Therapeutic efficacy of MPC-n(IVIg) in MCAO mice. A) The experimental protocol used. B) Neurological deficit scores 24 or 72 h post-injection of vehicle (same volume), free IVIg (500 and 100 mg/kg), or MPC-n(IVIg) (100 mg/kg) 2 h post-ischemic-reperfusion in mice (n = 7). C) Representative images of TTC staining in the brain sections 3 d post-injection. The infarction area is indicated in the white color. The infarct volume was measured in the whole hemisphere and corrected by the contralateral structure (n = 3). MPC-n(IVIg) (100 mg/kg) was associated with a significant reduction in the infarct volume in the whole hemisphere compared to the vehicle and free IVIg (500 and 100 mg/kg) controls. D) Fluorescence of TUNEL staining in the ischemic penumbra 3 d post-injection of vehicle (same volume), free IVIg (500 and 100 mg/kg), or MPC-n(IVIg) (100 mg/kg) 2 h post-ischemic-reperfusion in mice. In TUNEL staining, normal and apoptotic cell nuclei stained blue and green, respectively. TUNEL (green), and DAPI (blue). The histogram quantifies the TUNEL assay (n = 3). Scale bar = 20 μm.

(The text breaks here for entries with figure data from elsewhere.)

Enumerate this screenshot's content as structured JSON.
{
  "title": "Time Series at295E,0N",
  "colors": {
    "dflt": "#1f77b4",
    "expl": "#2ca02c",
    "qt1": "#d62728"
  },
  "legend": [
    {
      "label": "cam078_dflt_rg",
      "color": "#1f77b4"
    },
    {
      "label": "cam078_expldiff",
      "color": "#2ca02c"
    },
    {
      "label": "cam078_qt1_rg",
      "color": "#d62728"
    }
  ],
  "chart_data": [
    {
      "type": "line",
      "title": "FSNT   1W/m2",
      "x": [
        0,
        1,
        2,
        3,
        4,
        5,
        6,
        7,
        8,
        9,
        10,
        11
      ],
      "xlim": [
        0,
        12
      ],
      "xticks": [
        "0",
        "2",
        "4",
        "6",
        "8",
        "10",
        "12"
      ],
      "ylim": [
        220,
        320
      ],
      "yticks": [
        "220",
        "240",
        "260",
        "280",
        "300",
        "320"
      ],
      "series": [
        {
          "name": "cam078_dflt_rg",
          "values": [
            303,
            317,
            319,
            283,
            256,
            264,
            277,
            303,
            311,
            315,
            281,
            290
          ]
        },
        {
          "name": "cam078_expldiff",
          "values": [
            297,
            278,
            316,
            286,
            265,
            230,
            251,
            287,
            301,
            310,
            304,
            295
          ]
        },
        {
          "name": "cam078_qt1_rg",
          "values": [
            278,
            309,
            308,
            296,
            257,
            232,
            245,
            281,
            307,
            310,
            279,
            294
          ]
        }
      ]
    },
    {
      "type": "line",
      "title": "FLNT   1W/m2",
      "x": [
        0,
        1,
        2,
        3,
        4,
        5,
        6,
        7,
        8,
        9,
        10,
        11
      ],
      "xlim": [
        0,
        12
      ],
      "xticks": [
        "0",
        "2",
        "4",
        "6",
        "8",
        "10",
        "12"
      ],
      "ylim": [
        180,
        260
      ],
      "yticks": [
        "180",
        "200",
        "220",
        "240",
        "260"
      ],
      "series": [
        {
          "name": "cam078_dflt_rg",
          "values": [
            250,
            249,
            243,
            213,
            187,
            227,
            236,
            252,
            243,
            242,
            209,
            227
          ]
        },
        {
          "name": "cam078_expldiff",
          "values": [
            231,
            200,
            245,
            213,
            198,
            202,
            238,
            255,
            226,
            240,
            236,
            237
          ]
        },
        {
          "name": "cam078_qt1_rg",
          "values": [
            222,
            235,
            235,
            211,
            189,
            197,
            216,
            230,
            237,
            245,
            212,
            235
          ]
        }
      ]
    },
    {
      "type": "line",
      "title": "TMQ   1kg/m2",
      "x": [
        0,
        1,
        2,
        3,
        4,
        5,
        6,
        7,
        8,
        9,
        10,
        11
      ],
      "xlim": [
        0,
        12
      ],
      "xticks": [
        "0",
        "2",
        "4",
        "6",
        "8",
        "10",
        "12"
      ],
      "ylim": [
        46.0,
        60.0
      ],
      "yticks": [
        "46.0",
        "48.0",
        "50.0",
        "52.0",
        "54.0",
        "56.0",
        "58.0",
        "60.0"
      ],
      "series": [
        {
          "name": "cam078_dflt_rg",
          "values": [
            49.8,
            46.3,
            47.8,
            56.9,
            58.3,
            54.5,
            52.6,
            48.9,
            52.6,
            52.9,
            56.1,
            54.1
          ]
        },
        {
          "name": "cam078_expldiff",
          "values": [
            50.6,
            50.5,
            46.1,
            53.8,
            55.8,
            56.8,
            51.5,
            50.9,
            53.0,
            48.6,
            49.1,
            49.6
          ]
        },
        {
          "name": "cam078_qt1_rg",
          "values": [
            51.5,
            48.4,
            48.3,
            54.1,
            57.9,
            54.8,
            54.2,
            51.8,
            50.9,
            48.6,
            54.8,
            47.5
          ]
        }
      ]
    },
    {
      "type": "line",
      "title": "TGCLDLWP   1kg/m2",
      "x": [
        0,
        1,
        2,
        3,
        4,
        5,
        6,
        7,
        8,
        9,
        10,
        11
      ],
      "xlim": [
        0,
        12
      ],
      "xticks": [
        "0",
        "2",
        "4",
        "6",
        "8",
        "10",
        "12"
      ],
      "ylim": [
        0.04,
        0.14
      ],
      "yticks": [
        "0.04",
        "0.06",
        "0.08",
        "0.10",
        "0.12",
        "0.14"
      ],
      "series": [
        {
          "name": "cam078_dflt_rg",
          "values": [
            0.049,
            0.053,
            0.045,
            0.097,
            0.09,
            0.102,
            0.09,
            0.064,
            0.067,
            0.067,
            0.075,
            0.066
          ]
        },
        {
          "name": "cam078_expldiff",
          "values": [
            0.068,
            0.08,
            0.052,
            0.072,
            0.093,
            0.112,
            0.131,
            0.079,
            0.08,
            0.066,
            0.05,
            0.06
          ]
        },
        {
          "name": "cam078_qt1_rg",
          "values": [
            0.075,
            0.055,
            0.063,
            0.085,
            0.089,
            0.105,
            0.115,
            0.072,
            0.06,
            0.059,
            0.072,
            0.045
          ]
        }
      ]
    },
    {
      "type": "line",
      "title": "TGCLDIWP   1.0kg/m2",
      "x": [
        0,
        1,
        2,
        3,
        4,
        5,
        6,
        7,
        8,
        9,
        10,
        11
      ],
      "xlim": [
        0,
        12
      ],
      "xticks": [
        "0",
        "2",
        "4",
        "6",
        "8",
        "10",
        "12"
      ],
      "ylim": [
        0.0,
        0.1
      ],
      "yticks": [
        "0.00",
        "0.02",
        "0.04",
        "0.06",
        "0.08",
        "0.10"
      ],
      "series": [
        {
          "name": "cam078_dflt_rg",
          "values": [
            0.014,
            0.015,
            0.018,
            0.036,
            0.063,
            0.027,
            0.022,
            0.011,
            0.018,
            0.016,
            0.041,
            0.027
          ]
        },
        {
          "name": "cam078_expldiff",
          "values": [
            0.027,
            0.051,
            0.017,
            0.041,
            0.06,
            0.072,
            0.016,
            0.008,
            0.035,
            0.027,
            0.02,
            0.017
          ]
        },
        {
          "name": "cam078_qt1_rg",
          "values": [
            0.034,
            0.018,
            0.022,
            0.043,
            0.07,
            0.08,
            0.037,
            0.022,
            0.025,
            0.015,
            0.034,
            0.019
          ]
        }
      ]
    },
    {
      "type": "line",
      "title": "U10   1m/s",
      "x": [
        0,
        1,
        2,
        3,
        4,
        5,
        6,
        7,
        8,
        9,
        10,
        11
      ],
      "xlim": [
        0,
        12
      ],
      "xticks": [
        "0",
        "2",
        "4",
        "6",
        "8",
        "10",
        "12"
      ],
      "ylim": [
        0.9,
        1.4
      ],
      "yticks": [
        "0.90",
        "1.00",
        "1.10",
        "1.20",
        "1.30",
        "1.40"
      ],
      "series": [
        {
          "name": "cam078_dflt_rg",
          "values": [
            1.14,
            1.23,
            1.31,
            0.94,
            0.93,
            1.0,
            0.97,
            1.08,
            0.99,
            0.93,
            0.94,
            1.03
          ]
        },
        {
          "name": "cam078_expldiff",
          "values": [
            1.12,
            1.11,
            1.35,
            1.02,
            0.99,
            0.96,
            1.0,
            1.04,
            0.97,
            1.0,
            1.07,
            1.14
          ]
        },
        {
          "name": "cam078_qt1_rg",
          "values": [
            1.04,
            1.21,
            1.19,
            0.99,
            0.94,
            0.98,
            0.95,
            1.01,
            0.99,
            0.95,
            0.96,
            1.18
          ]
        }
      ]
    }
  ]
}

E) The corner turn test was analyzed using the laterality index (number of right turns-number of left turns)/10 (n = 10). F) Daily neurological deficit score was collected over the 10 recovery days. Group 1: MCAO mice injected with vehicle (n = 5); group 2: MCAO mice injected with IVIg (500 mg/kg; n = 5); group 3: MCAO mice injected with IVIg (100 mg/kg; n = 5), or group 4: MCAO mice injected with MPC-n(IVIg) (100 mg/kg; n = 5) for 10 d after injection. G) Mouse survival rates 10 d post-injection of MPC-n(IVIg) (100 mg/kg) in the MCAO models (n = 25). Two hours after ischemic-reperfusion, the mice were administrated with vehicle, free IVIg (500 and 100 mg/kg), or MPC-n(IVIg) (100 mg/kg). All experiments were repeated independently three times. All data are presented as the mean ± S.D. ns, nonsignificant, *P < 0.05, **P < 0.01, or ***P < 0.001.